「国宝ロストワールド」岡塚章子、金子隆一、説田晃大 著

この書は、明治の写真の黎明期に、日本の仏像、建築物などを被写体として写真家の作品を紹介している。こういう写真が残っていたおかげで、沖縄の首里城や法隆寺金堂壁画の再建もできたわけである。

当初は記録的なもの、日本の観光みやげの写真だが、芸術的な写真も登場するようになり、その経緯も面白い。

全部で33の写真である。
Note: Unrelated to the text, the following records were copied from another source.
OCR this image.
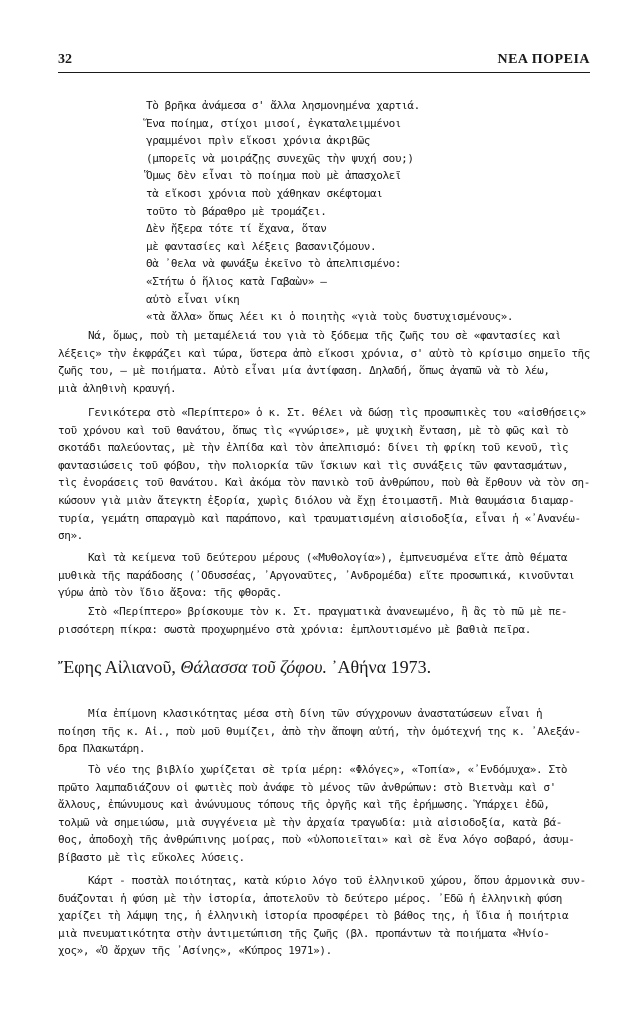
32	ΝΕΑ ΠΟΡΕΙΑ
Τὸ βρῆκα ἀνάμεσα σ' ἄλλα λησμονημένα χαρτιά.
Ἕνα ποίημα, στίχοι μισοί, ἐγκαταλειμμένοι
γραμμένοι πρὶν εἴκοσι χρόνια ἀκριβῶς
(μπορεῖς νὰ μοιράζῃς συνεχῶς τὴν ψυχή σου;)
Ὅμως δὲν εἶναι τὸ ποίημα ποὺ μὲ ἀπασχολεῖ
τὰ εἴκοσι χρόνια ποὺ χάθηκαν σκέφτομαι
τοῦτο τὸ βάραθρο μὲ τρομάζει.
Δὲν ἤξερα τότε τί ἔχανα, ὅταν
μὲ φαντασίες καὶ λέξεις βασανιζόμουν.
Θὰ ᾽θελα νὰ φωνάξω ἐκεῖνο τὸ ἀπελπισμένο:
«Στήτω ὁ ἥλιος κατὰ Γαβαὼν» —
αὐτὸ εἶναι νίκη
«τὰ ἄλλα» ὅπως λέει κι ὁ ποιητὴς «γιὰ τοὺς δυστυχισμένους».
Νά, ὅμως, ποὺ τὴ μεταμέλειά του γιὰ τὸ ξόδεμα τῆς ζωῆς του σὲ «φαντασίες καὶ
λέξεις» τὴν ἐκφράζει καὶ τώρα, ὕστερα ἀπὸ εἴκοσι χρόνια, σ' αὐτὸ τὸ κρίσιμο σημεῖο τῆς
ζωῆς του, — μὲ ποιήματα. Αὐτὸ εἶναι μία ἀντίφαση. Δηλαδή, ὅπως ἀγαπῶ νὰ τὸ λέω,
μιὰ ἀληθινὴ κραυγή.
Γενικότερα στὸ «Περίπτερο» ὁ κ. Στ. θέλει νὰ δώσῃ τὶς προσωπικὲς του «αἰσθήσεις»
τοῦ χρόνου καὶ τοῦ θανάτου, ὅπως τὶς «γνώρισε», μὲ ψυχικὴ ἔνταση, μὲ τὸ φῶς καὶ τὸ
σκοτάδι παλεύοντας, μὲ τὴν ἐλπίδα καὶ τὸν ἀπελπισμό: δίνει τὴ φρίκη τοῦ κενοῦ, τὶς
φαντασιώσεις τοῦ φόβου, τὴν πολιορκία τῶν ἴσκιων καὶ τὶς συνάξεις τῶν φαντασμάτων,
τὶς ἐνοράσεις τοῦ θανάτου. Καὶ ἀκόμα τὸν πανικὸ τοῦ ἀνθρώπου, ποὺ θὰ ἔρθουν νὰ τὸν ση-
κώσουν γιὰ μιὰν ἄτεγκτη ἐξορία, χωρὶς διόλου νὰ ἔχῃ ἑτοιμαστῆ. Μιὰ θαυμάσια διαμαρ-
τυρία, γεμάτη σπαραγμὸ καὶ παράπονο, καὶ τραυματισμένη αἰσιοδοξία, εἶναι ἡ «᾽Ανανέω-
ση».
Καὶ τὰ κείμενα τοῦ δεύτερου μέρους («Μυθολογία»), ἐμπνευσμένα εἴτε ἀπὸ θέματα
μυθικὰ τῆς παράδοσης (᾽Οδυσσέας, ᾽Αργοναῦτες, ᾽Ανδρομέδα) εἴτε προσωπικά, κινοῦνται
γύρω ἀπὸ τὸν ἴδιο ἄξονα: τῆς φθορᾶς.
Στὸ «Περίπτερο» βρίσκουμε τὸν κ. Στ. πραγματικὰ ἀνανεωμένο, ἢ ἂς τὸ πῶ μὲ πε-
ρισσότερη πίκρα: σωστὰ προχωρημένο στὰ χρόνια: ἐμπλουτισμένο μὲ βαθιὰ πεῖρα.
Ἔφης Αἰλιανοῦ, Θάλασσα τοῦ ζόφου. ᾽Αθήνα 1973.
Μία ἐπίμονη κλασικότητας μέσα στὴ δίνη τῶν σύγχρονων ἀναστατώσεων εἶναι ἡ
ποίηση τῆς κ. Αἰ., ποὺ μοῦ θυμίζει, ἀπὸ τὴν ἄποψη αὐτή, τὴν ὁμότεχνή της κ. ᾽Αλεξάν-
δρα Πλακωτάρη.
Τὸ νέο της βιβλίο χωρίζεται σὲ τρία μέρη: «Φλόγες», «Τοπία», «᾽Ενδόμυχα». Στὸ
πρῶτο λαμπαδιάζουν οἱ φωτιὲς ποὺ ἀνάφε τὸ μένος τῶν ἀνθρώπων: στὸ Βιετνὰμ καὶ σ'
ἄλλους, ἐπώνυμους καὶ ἀνώνυμους τόπους τῆς ὀργῆς καὶ τῆς ἐρήμωσης. Ὑπάρχει ἐδῶ,
τολμῶ νὰ σημειώσω, μιὰ συγγένεια μὲ τὴν ἀρχαία τραγωδία: μιὰ αἰσιοδοξία, κατὰ βά-
θος, ἀποδοχὴ τῆς ἀνθρώπινης μοίρας, ποὺ «ὑλοποιεῖται» καὶ σὲ ἕνα λόγο σοβαρό, ἀσυμ-
βίβαστο μὲ τὶς εὔκολες λύσεις.
Κάρτ - ποστὰλ ποιότητας, κατὰ κύριο λόγο τοῦ ἑλληνικοῦ χώρου, ὅπου ἁρμονικὰ συν-
δυάζονται ἡ φύση μὲ τὴν ἱστορία, ἀποτελοῦν τὸ δεύτερο μέρος. ᾽Εδῶ ἡ ἑλληνικὴ φύση
χαρίζει τὴ λάμψη της, ἡ ἑλληνικὴ ἱστορία προσφέρει τὸ βάθος της, ἡ ἴδια ἡ ποιήτρια
μιὰ πνευματικότητα στὴν ἀντιμετώπιση τῆς ζωῆς (βλ. προπάντων τὰ ποιήματα «Ἡνίο-
χος», «Ὁ ἄρχων τῆς ᾽Ασίνης», «Κύπρος 1971»).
写真家としては横山松三郎(日光や法隆寺夢殿、東大寺大仏、名古屋城天守閣など)、フェリーチェ・ベアト(長谷の大仏)、日下部金兵衛(東大寺大仏殿)、アドルフォ・ファリサーリ(知恩院三門)、小川一眞(法隆寺の釈迦三尊像、興福寺無著菩薩立像など)、光村利藻(彦根城天守閣)、工藤利三郎(興福寺阿修羅像など)、鎌倉芳太郎(首里城正殿)、小川晴暘(中宮寺菩薩半跏思惟像、新薬師寺跋折羅大将像など)佐藤浜次郎(法隆寺金堂壁画)、佐藤辰三(観心寺如意輪観音菩薩像)、辻本米三郎(神護寺薬師如来立像)、大八木威男(高松塚壁画)、坂本万七(法隆寺五重塔北面侍者像)、土門拳(神護寺薬師如来立像、平等院鳳凰堂夕焼けなど)、入江泰吉(東大寺戒壇堂広目天像、秋深き法起寺など)、藤本四八(薬師寺薬師如来坐像の足裏)、渡辺義雄(唐招提寺講堂内部の天井)である。
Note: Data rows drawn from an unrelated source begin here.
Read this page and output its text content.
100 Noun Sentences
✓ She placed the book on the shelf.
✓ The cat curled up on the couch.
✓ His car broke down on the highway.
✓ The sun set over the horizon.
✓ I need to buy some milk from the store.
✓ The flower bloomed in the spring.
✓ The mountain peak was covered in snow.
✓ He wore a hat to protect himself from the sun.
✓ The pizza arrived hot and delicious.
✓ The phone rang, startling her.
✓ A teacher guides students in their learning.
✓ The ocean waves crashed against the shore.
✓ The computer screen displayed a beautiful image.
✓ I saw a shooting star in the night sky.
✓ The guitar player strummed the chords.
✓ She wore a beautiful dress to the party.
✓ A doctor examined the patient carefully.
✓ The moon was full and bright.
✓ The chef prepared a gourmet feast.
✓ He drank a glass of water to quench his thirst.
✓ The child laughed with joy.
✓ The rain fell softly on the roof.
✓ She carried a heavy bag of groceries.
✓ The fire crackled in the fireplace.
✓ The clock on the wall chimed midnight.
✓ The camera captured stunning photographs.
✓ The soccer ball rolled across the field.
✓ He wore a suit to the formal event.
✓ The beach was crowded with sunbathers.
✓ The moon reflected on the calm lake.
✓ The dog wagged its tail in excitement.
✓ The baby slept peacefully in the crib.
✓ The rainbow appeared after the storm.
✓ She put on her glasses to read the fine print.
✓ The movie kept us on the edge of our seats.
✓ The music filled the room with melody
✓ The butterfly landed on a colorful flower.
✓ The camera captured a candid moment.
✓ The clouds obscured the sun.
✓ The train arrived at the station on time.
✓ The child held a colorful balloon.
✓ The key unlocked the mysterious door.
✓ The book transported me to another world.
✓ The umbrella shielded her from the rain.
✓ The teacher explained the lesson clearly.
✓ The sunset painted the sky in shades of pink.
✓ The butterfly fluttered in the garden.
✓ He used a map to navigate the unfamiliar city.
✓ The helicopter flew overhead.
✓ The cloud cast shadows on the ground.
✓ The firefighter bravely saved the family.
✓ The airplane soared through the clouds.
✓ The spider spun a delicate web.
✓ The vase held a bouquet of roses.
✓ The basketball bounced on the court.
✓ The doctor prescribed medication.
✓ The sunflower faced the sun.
私はアドルフォ・ファリサーリの知恩院、小川一眞の無著菩薩立像、小川晴暘の中宮寺菩薩半跏思惟像、新薬師寺跋折羅大将像、辻本米三郎の神護寺薬師如来立像、坂本万七の法隆寺五重塔北面侍者像、土門拳の神護寺薬師如来立像、入江泰吉の東大寺戒壇堂広目天像の写真が好きだ。
被写体の素晴らしさ、その素晴らしい魅力を引き出した写真家の目、技術に感服する。

なお本文の中で、著者が主な写真家の技術的系譜や技法などを記して、日本写真史になっている。